= Richard Dixon (bishop) =

Prebendary of St Patrick's Cathedral, Dublin

Richard Dixon (1540–1594) was Bishop of Cork and Cloyne and prebendary of St Patrick's Cathedral, Dublin.

==Early life==
Richard Dixon was born in 1540 in Furness Falls, to William Dixon (1493–), who was granted the Carmelite of Cloncurry by Henry VIII in 1544 after the dissolution of the monasteries. His brother, William Dixon (1535–1608), established an estate at Heaton Royds, Yorkshire, in the 1500s.

He was a descendent of Thomas Dixon, 1st Baron of Symondstone.
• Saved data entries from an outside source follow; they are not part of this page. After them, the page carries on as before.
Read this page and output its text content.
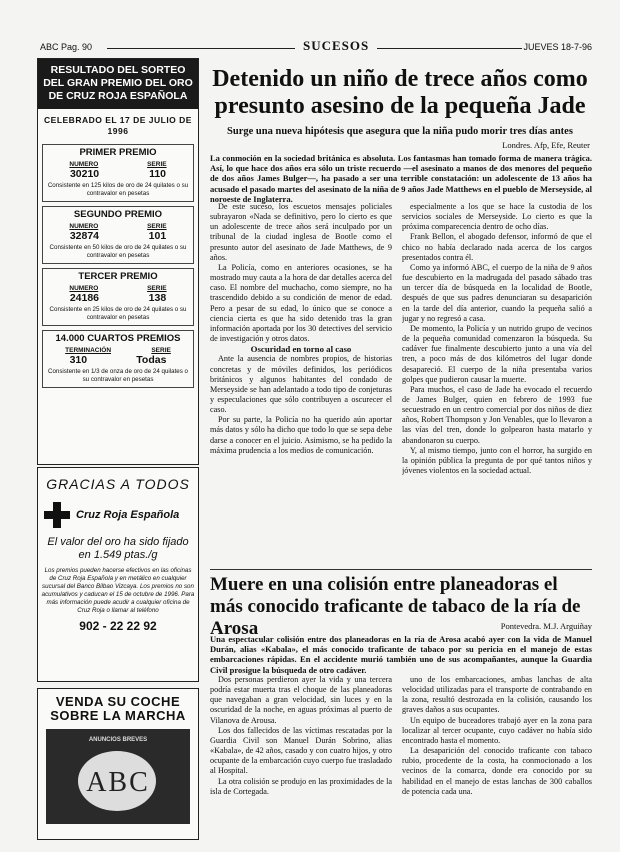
ABC Pag. 90	SUCESOS	JUEVES 18-7-96
RESULTADO DEL SORTEO DEL GRAN PREMIO DEL ORO DE CRUZ ROJA ESPAÑOLA
CELEBRADO EL 17 DE JULIO DE 1996
PRIMER PREMIO
NUMERO	SERIE
30210	110
Consistente en 125 kilos de oro de 24 quilates o su contravalor en pesetas
SEGUNDO PREMIO
NUMERO	SERIE
32874	101
Consistente en 50 kilos de oro de 24 quilates o su contravalor en pesetas
TERCER PREMIO
NUMERO	SERIE
24186	138
Consistente en 25 kilos de oro de 24 quilates o su contravalor en pesetas
14.000 CUARTOS PREMIOS
TERMINACIÓN	SERIE
310	Todas
Consistente en 1/3 de onza de oro de 24 quilates o su contravalor en pesetas
GRACIAS A TODOS
Cruz Roja Española
El valor del oro ha sido fijado
en 1.549 ptas./g
Los premios pueden hacerse efectivos en las oficinas de Cruz Roja Española y en metálico en cualquier sucursal del Banco Bilbao Vizcaya. Los premios no son acumulativos y caducan el 15 de octubre de 1996. Para más información puede acudir a cualquier oficina de Cruz Roja o llamar al teléfono
902 - 22 22 92
VENDA SU COCHE
SOBRE LA MARCHA
ANUNCIOS BREVES
ABC
Detenido un niño de trece años como presunto asesino de la pequeña Jade
Surge una nueva hipótesis que asegura que la niña pudo morir tres días antes
Londres. Afp, Efe, Reuter
La conmoción en la sociedad británica es absoluta. Los fantasmas han tomado forma de manera trágica. Así, lo que hace dos años era sólo un triste recuerdo —el asesinato a manos de dos menores del pequeño de dos años James Bulger—, ha pasado a ser una terrible constatación: un adolescente de 13 años ha acusado el pasado martes del asesinato de la niña de 9 años Jade Matthews en el pueblo de Merseyside, al noroeste de Inglaterra.

De este suceso, los escuetos mensajes policiales subrayaron «Nada se definitivo, pero lo cierto es que un adolescente de trece años será inculpado por un tribunal de la ciudad inglesa de Bootle como el presunto autor del asesinato de Jade Matthews, de 9 años.

La Policía, como en anteriores ocasiones, se ha mostrado muy cauta a la hora de dar detalles acerca del caso. El nombre del muchacho, como siempre, no ha trascendido debido a su condición de menor de edad. Pero a pesar de su edad, lo único que se conoce a ciencia cierta es que ha sido detenido tras la gran información aportada por los 30 detectives del servicio de investigación y otros datos.

Oscuridad en torno al caso

Ante la ausencia de nombres propios, de historias concretas y de móviles definidos, los periódicos británicos y algunos habitantes del condado de Merseyside se han adelantado a todo tipo de conjeturas y especulaciones que sólo contribuyen a oscurecer el caso.

Por su parte, la Policía no ha querido aún aportar más datos y sólo ha dicho que todo lo que se sepa debe darse a conocer en el juicio. Asimismo, se ha pedido la máxima prudencia a los medios de comunicación.

especialmente a los que se hace la custodia de los servicios sociales de Merseyside. Lo cierto es que la próxima comparecencia dentro de ocho días.

Frank Bellon, el abogado defensor, informó de que el chico no había declarado nada acerca de los cargos presentados contra él.

Como ya informó ABC, el cuerpo de la niña de 9 años fue descubierto en la madrugada del pasado sábado tras un tercer día de búsqueda en la localidad de Bootle, después de que sus padres denunciaran su desaparición en la tarde del día anterior, cuando la pequeña salió a jugar y no regresó a casa.

De momento, la Policía y un nutrido grupo de vecinos de la pequeña comunidad comenzaron la búsqueda. Su cadáver fue finalmente descubierto junto a una vía del tren, a poco más de dos kilómetros del lugar donde desapareció. El cuerpo de la niña presentaba varios golpes que pudieron causar la muerte.

Para muchos, el caso de Jade ha evocado el recuerdo de James Bulger, quien en febrero de 1993 fue secuestrado en un centro comercial por dos niños de diez años, Robert Thompson y Jon Venables, que lo llevaron a las vías del tren, donde lo golpearon hasta matarlo y abandonaron su cuerpo.

Y, al mismo tiempo, junto con el horror, ha surgido en la opinión pública la pregunta de por qué tantos niños y jóvenes violentos en la sociedad actual.

Muere en una colisión entre planeadoras el más conocido traficante de tabaco de la ría de Arosa	Pontevedra. M.J. Arguiñay
Una espectacular colisión entre dos planeadoras en la ría de Arosa acabó ayer con la vida de Manuel Durán, alias «Kabala», el más conocido traficante de tabaco por su pericia en el manejo de estas embarcaciones rápidas. En el accidente murió también uno de sus acompañantes, aunque la Guardia Civil prosigue la búsqueda de otro cadáver.

Dos personas perdieron ayer la vida y una tercera podría estar muerta tras el choque de las planeadoras que navegaban a gran velocidad, sin luces y en la oscuridad de la noche, en aguas próximas al puerto de Vilanova de Arousa.

Los dos fallecidos de las víctimas rescatadas por la Guardia Civil son Manuel Durán Sobrino, alias «Kabala», de 42 años, casado y con cuatro hijos, y otro ocupante de la embarcación cuyo cuerpo fue trasladado al Hospital.

La otra colisión se produjo en las proximidades de la isla de Cortegada.

uno de los embarcaciones, ambas lanchas de alta velocidad utilizadas para el transporte de contrabando en la zona, resultó destrozada en la colisión, causando los graves daños a sus ocupantes.

Un equipo de buceadores trabajó ayer en la zona para localizar al tercer ocupante, cuyo cadáver no había sido encontrado hasta el momento.

La desaparición del conocido traficante con tabaco rubio, procedente de la costa, ha conmocionado a los vecinos de la comarca, donde era conocido por su habilidad en el manejo de estas lanchas de 300 caballos de potencia cada una.
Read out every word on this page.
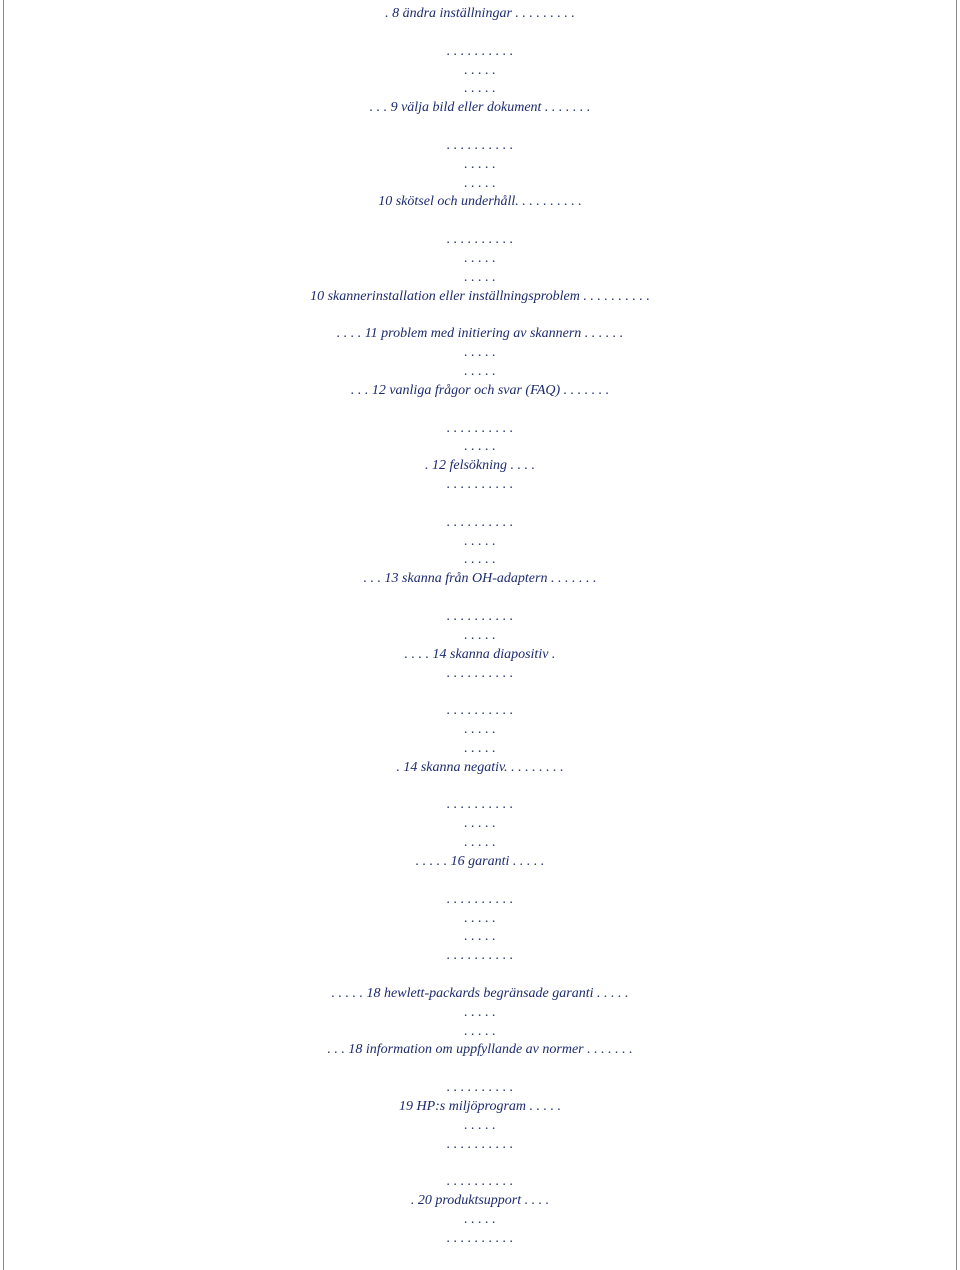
. 8 ändra inställningar . . . . . . . . .
. . . . . . . . . .
. . . . .
. . . . .
. . . 9 välja bild eller dokument . . . . . . .
. . . . . . . . . .
. . . . .
. . . . .
10 skötsel och underhåll. . . . . . . . . .
. . . . . . . . . .
. . . . .
. . . . .
10 skannerinstallation eller inställningsproblem . . . . . . . . . .
. . . . 11 problem med initiering av skannern . . . . . .
. . . . .
. . . . .
. . . 12 vanliga frågor och svar (FAQ) . . . . . . .
. . . . . . . . . .
. . . . .
. 12 felsökning . . . .
. . . . . . . . . .
. . . . . . . . . .
. . . . .
. . . . .
. . . 13 skanna från OH-adaptern . . . . . . .
. . . . . . . . . .
. . . . .
. . . . 14 skanna diapositiv .
. . . . . . . . . .
. . . . . . . . . .
. . . . .
. . . . .
. 14 skanna negativ. . . . . . . . .
. . . . . . . . . .
. . . . .
. . . . .
. . . . . 16 garanti . . . . .
. . . . . . . . . .
. . . . .
. . . . .
. . . . . . . . . .
. . . . . 18 hewlett-packards begränsade garanti . . . . .
. . . . .
. . . . .
. . . 18 information om uppfyllande av normer . . . . . . .
. . . . . . . . . .
19 HP:s miljöprogram . . . . .
. . . . .
. . . . . . . . . .
. . . . . . . . . .
. 20 produktsupport . . . .
. . . . .
. . . . . . . . . .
==Career and deprivation==

Dixon was first chaplain to Lord Deputy Henry Sidney. Dixon was appointed Bishop of Cork on 6 June, 1570, by the influence of the Archbishop of York Edwin Sandys, his paternal first cousin.

On 16 April 1571, Irish Chancellor Robert Weston, archbishop of Dublin Adam Loftus (bishop), and Lord Justice William FitzWilliam joined in a report to William Cecil, 1st Baron Burghley, advisor to Elizabeth I, that Dixon, despite being a married man, had ‘under colour of matrimony, retained a woman of suspected life as his wife’. He was removed from office on 8 November 1571, for attempted bigamy.

Dixon died at Heaton Royds in 1594.

==Legacy – Knights Dixon and Borrowes baronets==

Bishop Richard Dixon's only son was Robert Dixon (1573-c. 1598), born at Gledhow, another family seat. His grandson was Sir Robert Dixon (1600–1654), Lord Mayor of Dublin in 1633.

His son was Sir William Dixon (d. 1666), who had two sons.

Sir Richard Dixon (1628–1684), married Mary, niece of Maurice Eustace (Lord Chancellor) in 1662, obtaining Barretstown Castle and an estate at Calverstown, County Kildare. Eustace was Dixon's uncle, having married Cicely Dixon (1606–1678), daughter of Sir Robert Dixon, Lord Mayor of Dublin, in 1633.

Colonel Robert Dixon (d. 1694) was MP for Randalstown. His son Robert Dixon (Irish politician) (1685–1732), was a barrister and politician (ed. Trinity College), called to the bar 1711, became a Kings Counsel in 1716, then Second Serjeant-at-Law. He inherited Calverstown estate from his father.

Robert Dixon died childless, so the estates of Calverstown and Barretstown were left to his aunt, heiress Elizabeth Dixon, who married Sir Kildare Borrowes, 3rd Baronet, bringing to an end "this short but brilliant line of Dixons, famed in the field, the senate, and at the bar".

The Dixon name was added to Borrowes, until Sir Eustace Dixon Borrowes, 11th Baronet (d. 1939).